A reason for the MLBPA's resolve

The union’s priorities in these negotiations have revolved around easing the inequity of being young and productive in the majors, knowing that it could also help bolster the fortunes of the middle class of veterans. Players are fighting for a higher major-league minimum salary and a bonus pool to reward the most valuable pre-arbitration players.

When talks broke off this week, the sides were relatively close on a new minimum. Where it stood at $570,500 in 2021, the owners’ most recent proposal would set the minimum to $700,000 where the union had proposed $725,000. The sides differ significantly on how much that baseline would rise over the next five seasons.

The bonus pool … is less close. Where the union came down to an ask of $85 million for the pool, the league barely inched up to a $30 million proposal. Under the union’s proposal, the pool would increase by $5 million each year, where in the league’s it would be flat.

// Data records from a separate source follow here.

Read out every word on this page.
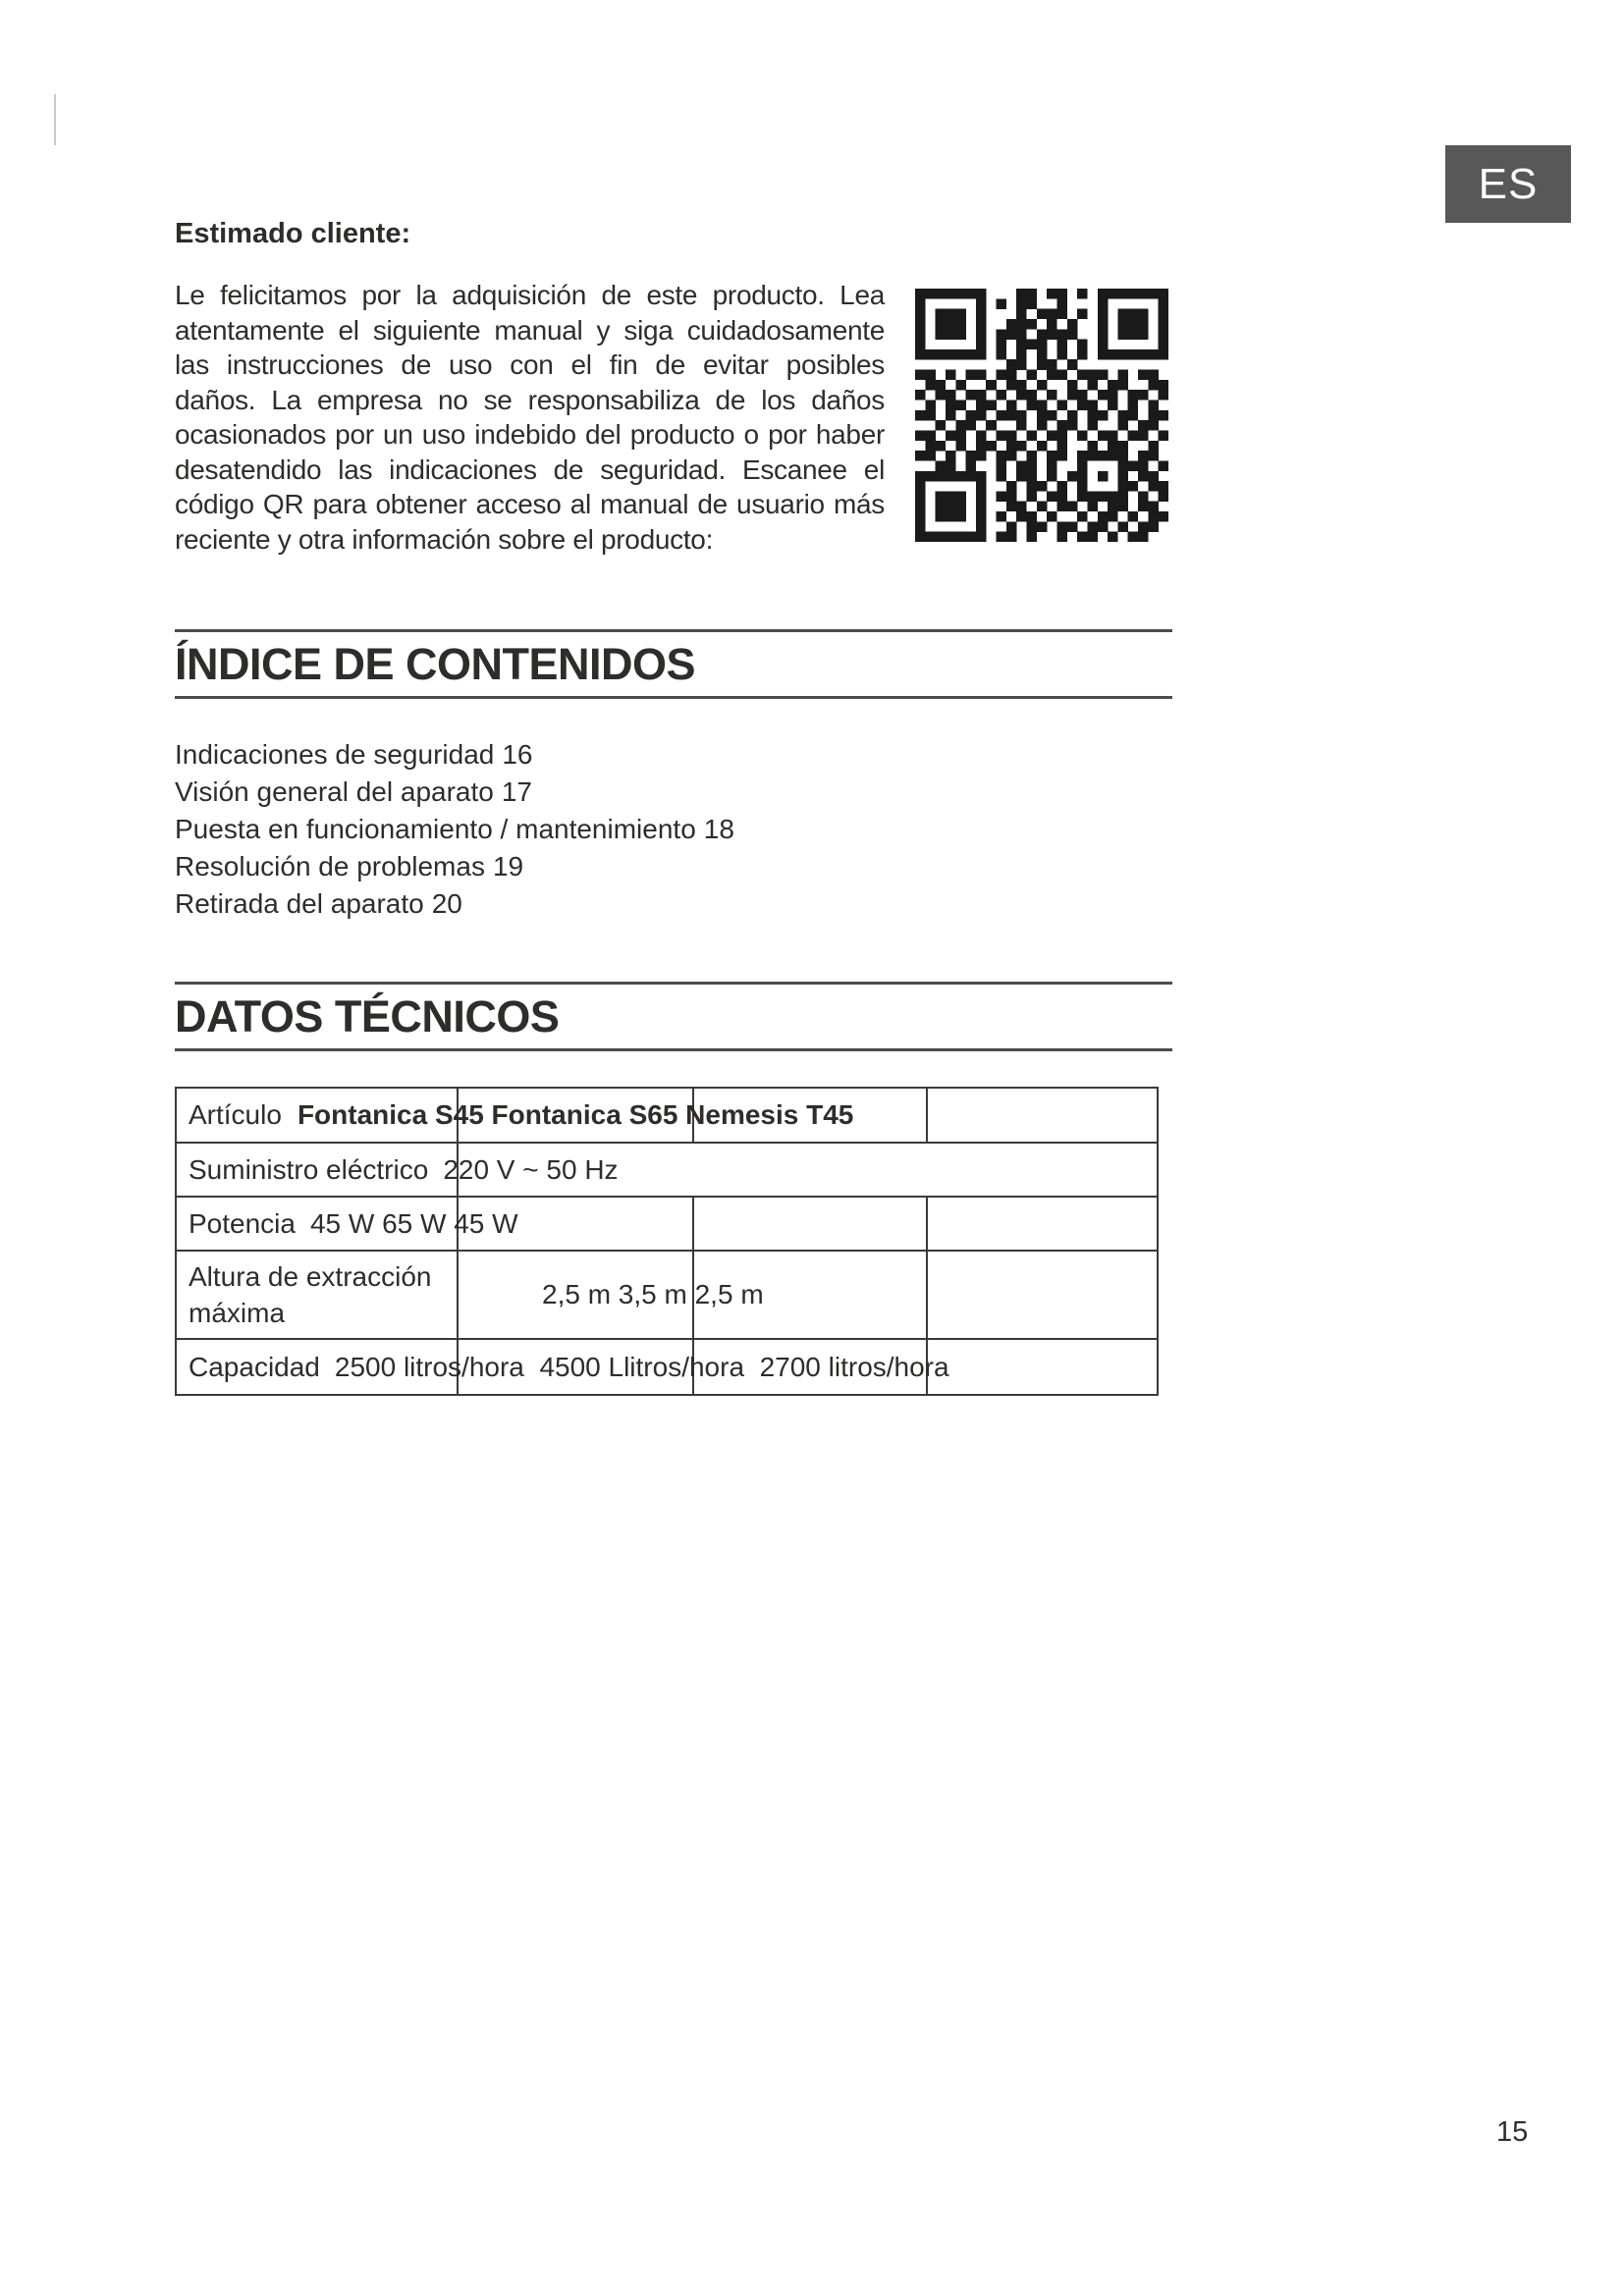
ES
Estimado cliente:
Le felicitamos por la adquisición de este producto. Lea
atentamente el siguiente manual y siga cuidadosamente
las instrucciones de uso con el fin de evitar posibles
daños. La empresa no se responsabiliza de los daños
ocasionados por un uso indebido del producto o por haber
desatendido las indicaciones de seguridad. Escanee el
código QR para obtener acceso al manual de usuario más
reciente y otra información sobre el producto:
ÍNDICE DE CONTENIDOS
Indicaciones de seguridad 16
Visión general del aparato 17
Puesta en funcionamiento / mantenimiento 18
Resolución de problemas 19
Retirada del aparato 20
DATOS TÉCNICOS
Artículo Fontanica S45 Fontanica S65 Nemesis T45
Suministro eléctrico 220 V ~ 50 Hz
Potencia 45 W 65 W 45 W
Altura de extracción máxima
2,5 m 3,5 m 2,5 m
Capacidad 2500 litros/hora  4500 Llitros/hora  2700 litros/hora
15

Still, the very concept of a financial boost for the best young players would represent a significant gain for the union. As Los Angeles Angels first baseman and union rep Jared Walsh explained in an interview with The Athletic, it’s obvious that explosive rookie seasons like Aaron Judge’s or Pete Alonso’s should amount to greater earnings.

“They burst on the scene and hit 50 home runs as a rookie. I think most people would agree that they probably made their teams $550,000,” Walsh said. “I think having guys be compensated for outstanding seasons — we’ve had so many stars burst on the scene. I think that would really be important to players, just because in the current climate, six years of free agency, oftentimes some of these guys are on a little bit of the older side and maybe not getting these eight-to-10-year deals like they once did. So if we can get the really good players paid when they’re young — you got a guy like Shane Bieber who won the Cy Young, he could dip into that pre-arb bonus pool. I think that would be really beneficial for the players.”

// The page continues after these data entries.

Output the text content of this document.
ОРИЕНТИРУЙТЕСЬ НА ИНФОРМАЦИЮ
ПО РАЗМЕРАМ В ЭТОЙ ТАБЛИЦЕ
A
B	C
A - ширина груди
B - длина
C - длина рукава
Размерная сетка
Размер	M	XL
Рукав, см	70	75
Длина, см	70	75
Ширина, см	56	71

How significant could the resolve be to push for these changes? Well, even if the eventual deal pays players only on a pro-rated basis for the 2022 season (which is still a subject that will have to be negotiated), a player making the union’s proposed major-league minimum could out-earn his full 2021 salary in 128 games.

That doesn’t even account for the possibility that he would land among the 150 best pre-arbitration players (under the current proposals) and receive a bonus from the newly formed pool.

With franchise owners reportedly facing the possibility of giving rebates on their lucrative TV contracts after 25 missed games, the players may find increased leverage in fighting for the least experienced among them.

So, yes, there are millionaires battling billionaires. But where the team owners are scrapping to avoid tiny dents to their vast profit margins, the well-paid star players are sacrificing hefty paychecks to push back on a massive, salary-stifling tide — to ensure that future stars will have the chance to turn their excellence into the millions they deserve.